We went our separate ways. Mine led to the Midwest Hotel, a sorrowful old place I’d called from the station. I walked into the lobby, where the desk faced a battery of vending machines. The clerk was an old man in a polyester imitation of a seersucker suit, tieless, his pants held up with suspenders – he sat at a switchboard, the old kind with plugs and wires, getting flustered because another guy and I were waiting to check in, and the person he was talking to wouldn’t let him go. Finally he switched the plug, took a message for somebody on another line, and got up to deal with us. Meanwhile a dowdy older woman with too much lipstick was checking out.

A middle-aged man with pomaded hair took my bag and ran the old elevator up a few floors. The door opened on two maids, and he told them they’d have to move their piles of clean sheets out of my room. One maid looked put out. Then the subject of Reggie came up – where was Reggie? And who the hell was he? We got to my room and the one maid said, “Come on, Reggie, you’ll have to move.” Reggie emerged from the bathroom. He was maybe thirty, with nothing particularly disreputable looking about him; he probably worked as some sort of factotum at the hotel and loafed in unoccupied rooms. On my bed there was a napkin, an apple, and a hardboiled egg with a fractured shell. The TV was on, with pastor Truman Dollar asking for “fifty dollars if you want the two cassettes with important messages.” Cheap at the price: “This namby-pamby spineless religion that refuses to call a spade a spade is not worth havin’,” said the Reverend Dollar.

The next night I walked the long way back from Arthur Bryant’s, the famous barbecue joint, stuffed to the gills with brisket, sauce, and puffy white bread. It had rained while I was in Bryant’s, but the air was

still brow-moppingly humid. At the hotel I stopped at the soda machine and nodded hello to a fiftyish black guy in a grey duster who was lounging in a lobby chair. He was the night elevator operator.

“How do you like Kansas City?” he asked.

“Nice. Tired me out, though. I’ve been walking all day.”

“Where you all been?” His voice was avuncular, friendly.

“All over. I was just over at Arthur Bryant’s.”

“Arthur Bryant’s. Is that so. Now how you know about Arthur Bryant’s?”

I told him I had read about it in the East – Calvin Trillin used to sing its praises in The New Yorker. The elevator man knew it well; he’d been there just the day before, and even knew Bryant himself. “Yes sir, that’s all Arthur knows is barbecue. Been at it since this big. I wish you could have met him, he’s a fine gentleman.”

We went up to my floor. He had the elevator stopped with the door still closed, and it was getting stuffy. We talked about Bryant’s a little more, then just as it looked as if he was going to open the door he said, “Now, anything you need, you just ask me. You like to do any steppin’ out with the girls, you see me.”

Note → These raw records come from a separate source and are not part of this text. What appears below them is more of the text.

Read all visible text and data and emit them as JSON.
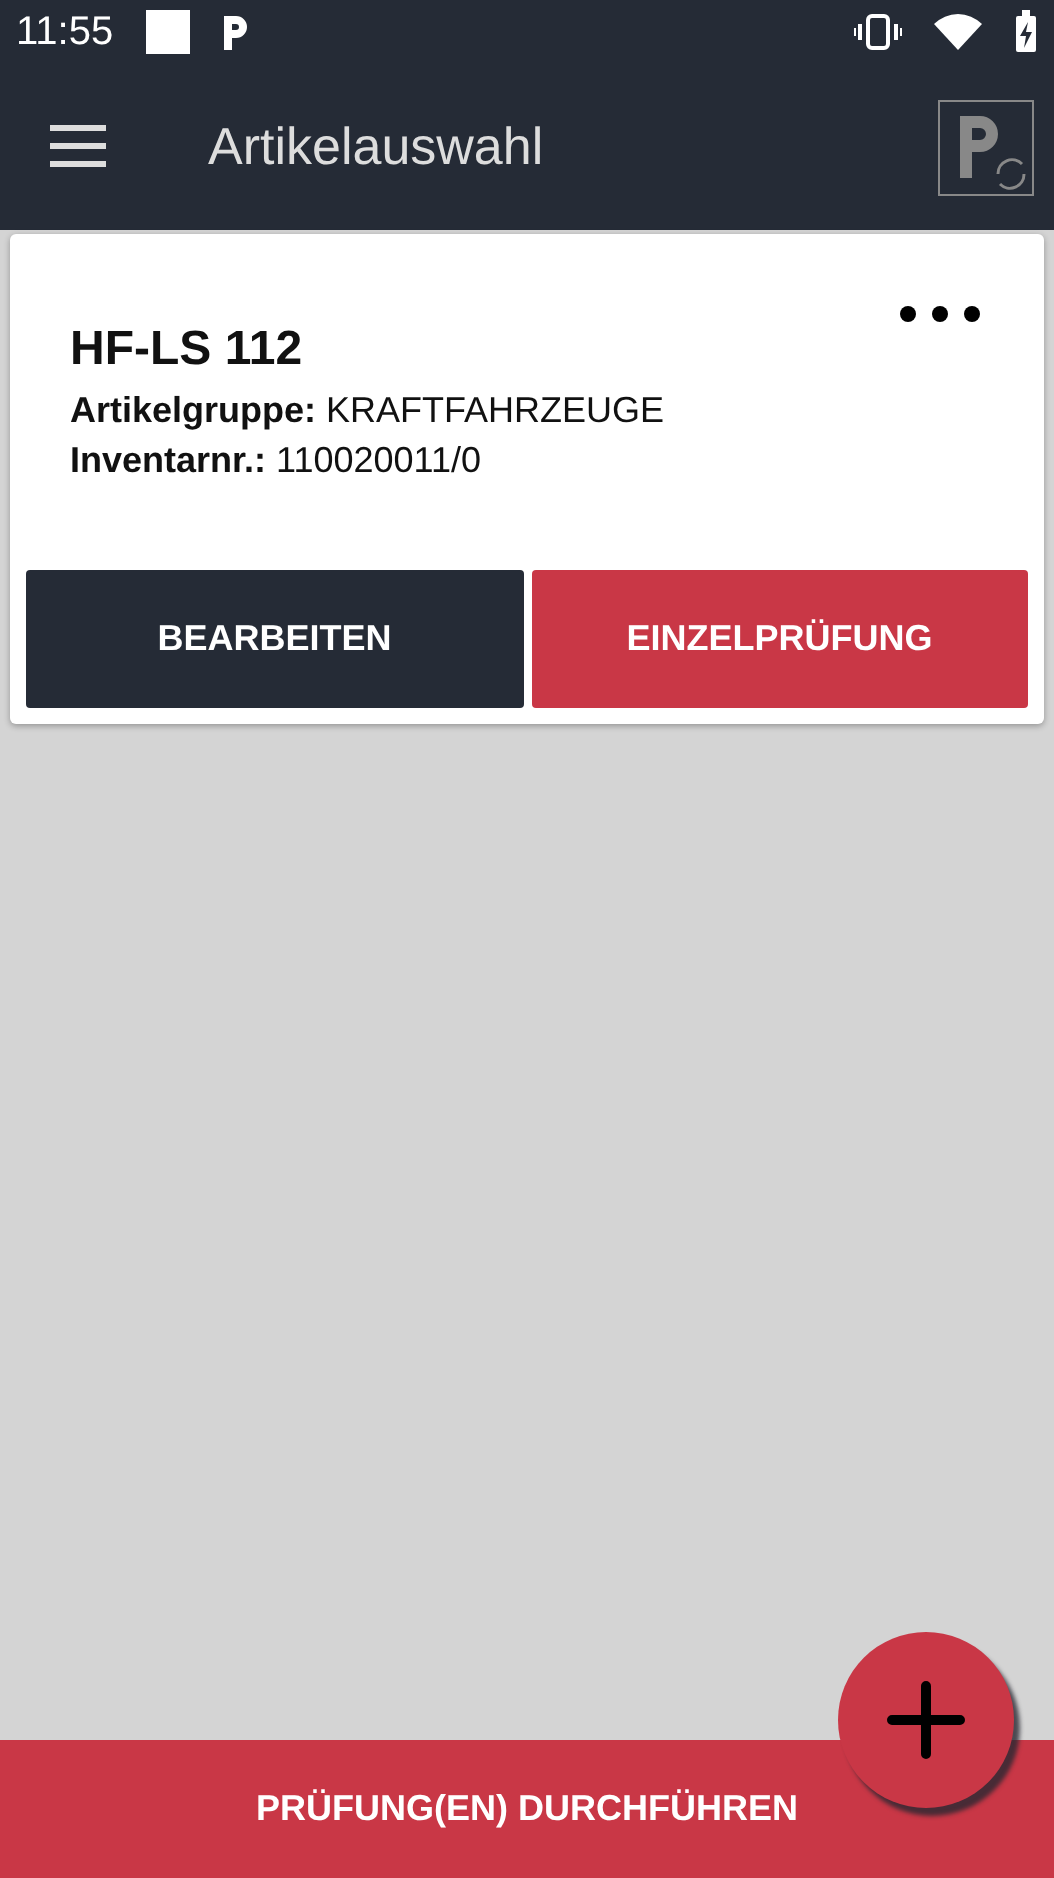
{
  "status_bar": {
    "time": "11:55"
  },
  "toolbar": {
    "title": "Artikelauswahl"
  },
  "items": [
    {
      "title": "HF-LS 112",
      "fields": [
        {
          "label": "Artikelgruppe:",
          "value": "KRAFTFAHRZEUGE"
        },
        {
          "label": "Inventarnr.:",
          "value": "110020011/0"
        }
      ],
      "buttons": [
        {
          "label": "BEARBEITEN",
          "kind": "dark"
        },
        {
          "label": "EINZELPRÜFUNG",
          "kind": "red"
        }
      ]
    }
  ],
  "bottom_button": "PRÜFUNG(EN) DURCHFÜHREN"
}
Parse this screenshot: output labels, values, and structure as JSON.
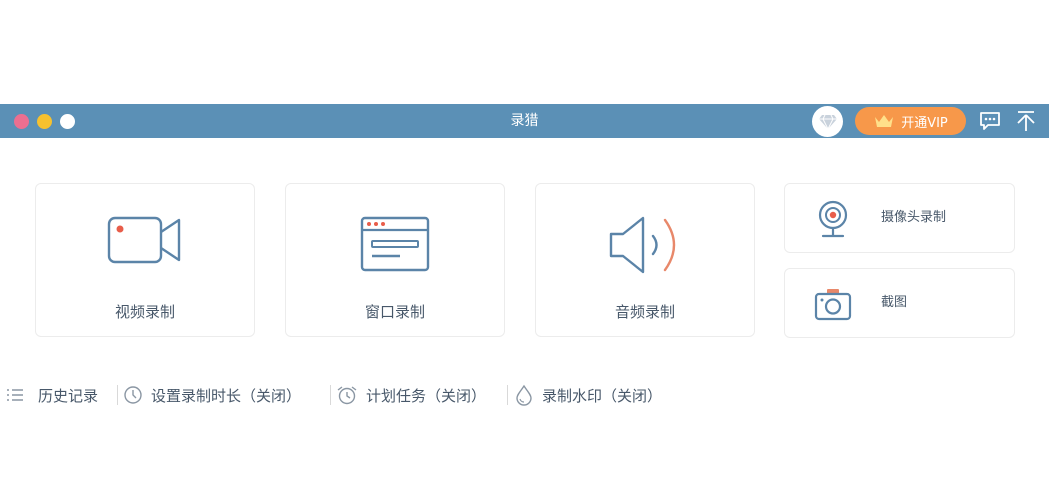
{
  "window": {
    "title": "录猎",
    "vip_label": "开通VIP"
  },
  "cards": [
    {
      "label": "视频录制",
      "icon": "video-camera-icon"
    },
    {
      "label": "窗口录制",
      "icon": "window-icon"
    },
    {
      "label": "音频录制",
      "icon": "speaker-icon"
    }
  ],
  "side_cards": [
    {
      "label": "摄像头录制",
      "icon": "webcam-icon"
    },
    {
      "label": "截图",
      "icon": "camera-icon"
    }
  ],
  "bottom": {
    "history": "历史记录",
    "duration": "设置录制时长（关闭）",
    "schedule": "计划任务（关闭）",
    "watermark": "录制水印（关闭）"
  },
  "colors": {
    "titlebar": "#5b90b6",
    "vip": "#f7984a",
    "accent_red": "#e85d4a",
    "icon_blue": "#5b84a8"
  }
}
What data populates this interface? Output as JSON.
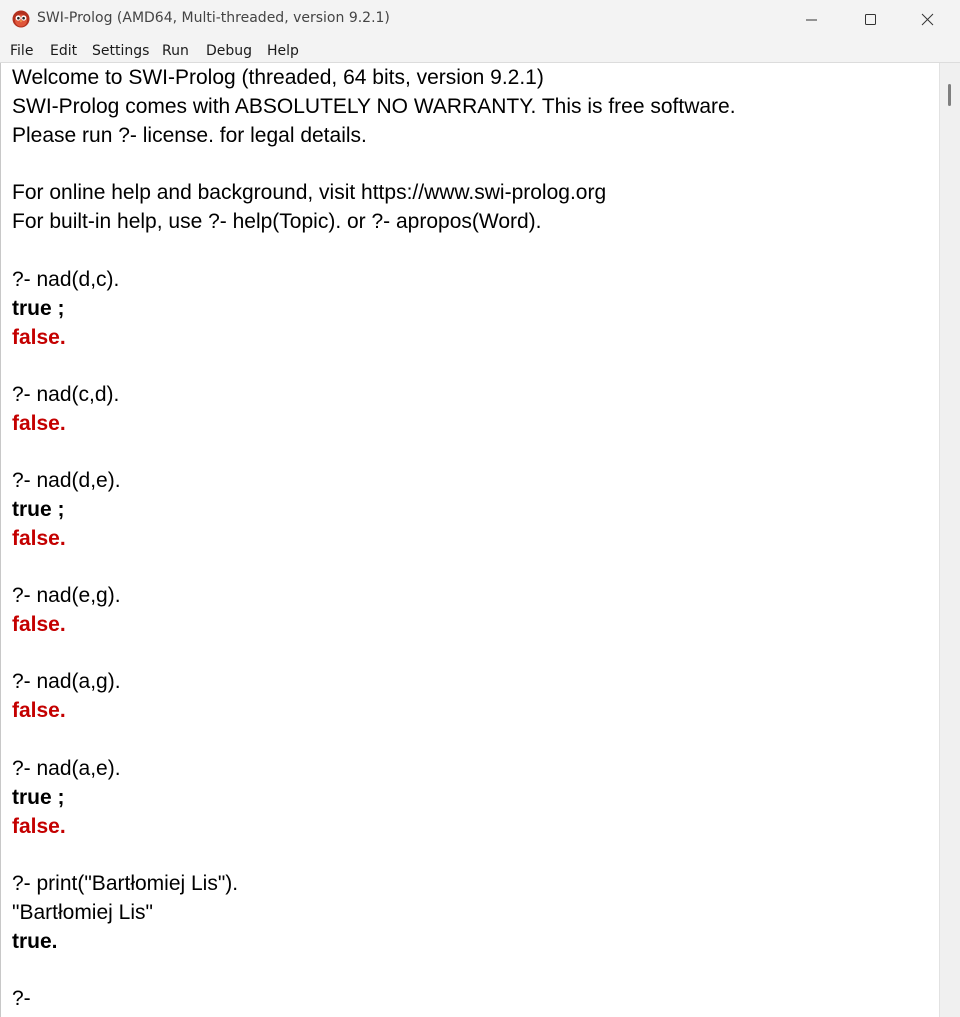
{
  "window": {
    "title": "SWI-Prolog (AMD64, Multi-threaded, version 9.2.1)",
    "icon": "swi-prolog-owl-icon",
    "controls": {
      "minimize": "minimize-icon",
      "maximize": "maximize-icon",
      "close": "close-icon"
    }
  },
  "menu": [
    "File",
    "Edit",
    "Settings",
    "Run",
    "Debug",
    "Help"
  ],
  "colors": {
    "false_text": "#c40000",
    "titlebar_bg": "#f3f3f3"
  },
  "console": {
    "banner": [
      "Welcome to SWI-Prolog (threaded, 64 bits, version 9.2.1)",
      "SWI-Prolog comes with ABSOLUTELY NO WARRANTY. This is free software.",
      "Please run ?- license. for legal details.",
      "For online help and background, visit https://www.swi-prolog.org",
      "For built-in help, use ?- help(Topic). or ?- apropos(Word)."
    ],
    "queries": [
      {
        "query": "?- nad(d,c).",
        "true": "true ;",
        "false": "false."
      },
      {
        "query": "?- nad(c,d).",
        "false": "false."
      },
      {
        "query": "?- nad(d,e).",
        "true": "true ;",
        "false": "false."
      },
      {
        "query": "?- nad(e,g).",
        "false": "false."
      },
      {
        "query": "?- nad(a,g).",
        "false": "false."
      },
      {
        "query": "?- nad(a,e).",
        "true": "true ;",
        "false": "false."
      },
      {
        "query": "?- print(\"Bartłomiej Lis\").",
        "output": "\"Bartłomiej Lis\"",
        "true": "true."
      }
    ],
    "prompt": "?-"
  }
}
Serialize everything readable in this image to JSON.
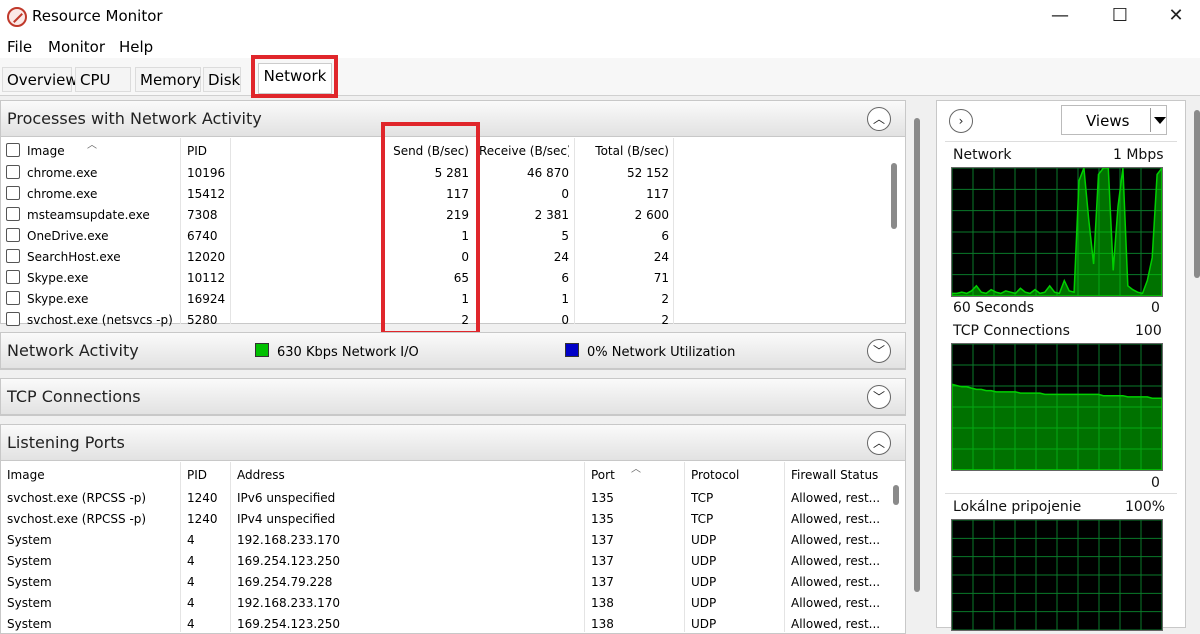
{
  "window": {
    "title": "Resource Monitor",
    "minimize": "—",
    "maximize": "☐",
    "close": "✕"
  },
  "menu": [
    "File",
    "Monitor",
    "Help"
  ],
  "tabs": [
    "Overview",
    "CPU",
    "Memory",
    "Disk",
    "Network"
  ],
  "processes": {
    "title": "Processes with Network Activity",
    "columns": [
      "Image",
      "PID",
      "Send (B/sec)",
      "Receive (B/sec)",
      "Total (B/sec)"
    ],
    "rows": [
      [
        "chrome.exe",
        "10196",
        "5 281",
        "46 870",
        "52 152"
      ],
      [
        "chrome.exe",
        "15412",
        "117",
        "0",
        "117"
      ],
      [
        "msteamsupdate.exe",
        "7308",
        "219",
        "2 381",
        "2 600"
      ],
      [
        "OneDrive.exe",
        "6740",
        "1",
        "5",
        "6"
      ],
      [
        "SearchHost.exe",
        "12020",
        "0",
        "24",
        "24"
      ],
      [
        "Skype.exe",
        "10112",
        "65",
        "6",
        "71"
      ],
      [
        "Skype.exe",
        "16924",
        "1",
        "1",
        "2"
      ],
      [
        "svchost.exe (netsvcs -p)",
        "5280",
        "2",
        "0",
        "2"
      ]
    ]
  },
  "network_activity": {
    "title": "Network Activity",
    "io": "630 Kbps Network I/O",
    "util": "0% Network Utilization",
    "io_color": "#00c000",
    "util_color": "#0000c8"
  },
  "tcp": {
    "title": "TCP Connections"
  },
  "listening": {
    "title": "Listening Ports",
    "columns": [
      "Image",
      "PID",
      "Address",
      "Port",
      "Protocol",
      "Firewall Status"
    ],
    "rows": [
      [
        "svchost.exe (RPCSS -p)",
        "1240",
        "IPv6 unspecified",
        "135",
        "TCP",
        "Allowed, rest..."
      ],
      [
        "svchost.exe (RPCSS -p)",
        "1240",
        "IPv4 unspecified",
        "135",
        "TCP",
        "Allowed, rest..."
      ],
      [
        "System",
        "4",
        "192.168.233.170",
        "137",
        "UDP",
        "Allowed, rest..."
      ],
      [
        "System",
        "4",
        "169.254.123.250",
        "137",
        "UDP",
        "Allowed, rest..."
      ],
      [
        "System",
        "4",
        "169.254.79.228",
        "137",
        "UDP",
        "Allowed, rest..."
      ],
      [
        "System",
        "4",
        "192.168.233.170",
        "138",
        "UDP",
        "Allowed, rest..."
      ],
      [
        "System",
        "4",
        "169.254.123.250",
        "138",
        "UDP",
        "Allowed, rest..."
      ]
    ]
  },
  "right": {
    "views": "Views",
    "network_label": "Network",
    "network_scale": "1 Mbps",
    "seconds": "60 Seconds",
    "network_min": "0",
    "tcp_label": "TCP Connections",
    "tcp_scale": "100",
    "tcp_min": "0",
    "local_label": "Lokálne pripojenie",
    "local_scale": "100%",
    "network_series": [
      2,
      2,
      3,
      2,
      4,
      8,
      3,
      2,
      5,
      3,
      2,
      4,
      3,
      2,
      6,
      3,
      2,
      5,
      2,
      3,
      8,
      3,
      2,
      12,
      4,
      3,
      90,
      100,
      60,
      25,
      95,
      100,
      100,
      20,
      70,
      100,
      8,
      5,
      3,
      2,
      12,
      30,
      95,
      100
    ],
    "tcp_series": [
      68,
      67,
      66,
      66,
      65,
      64,
      64,
      63,
      63,
      62,
      62,
      62,
      62,
      62,
      61,
      61,
      61,
      61,
      61,
      60,
      60,
      60,
      60,
      60,
      60,
      60,
      60,
      60,
      60,
      60,
      60,
      59,
      59,
      59,
      59,
      59,
      58,
      58,
      58,
      58,
      58,
      57,
      57,
      57
    ],
    "graph_color": "#00d000"
  }
}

“Ah, I don’t usually go in for that kind of thing,” I answered. I felt like I came across as a jerk, or a good Christian, or a guy who played for the other team.

“Now, I’m talkin’ young and clean …”

The last resort –I told him I was waiting for someone at home. Now I felt like a high school kid saving himself up. Well, he was nice about it, and clapped me on the shoulder like an old black uncle. I gave his big belly a tap and said, “See you later.” A couple of days later, early in the morning, I was heading downtown to catch the eastbound Southwest Limited for Chicago. Just outside the station, there was the same bum, the bread and lunchmeat man. “Say, Bud,” he said as I walked past. “Can I ask you something? I’m catching a freight to St. Louis, and . . .” I smiled and cut him short. “I thought you were headed for Amarillo.” He was good-natured in his discovery and defeat. “I missed that train,” he said.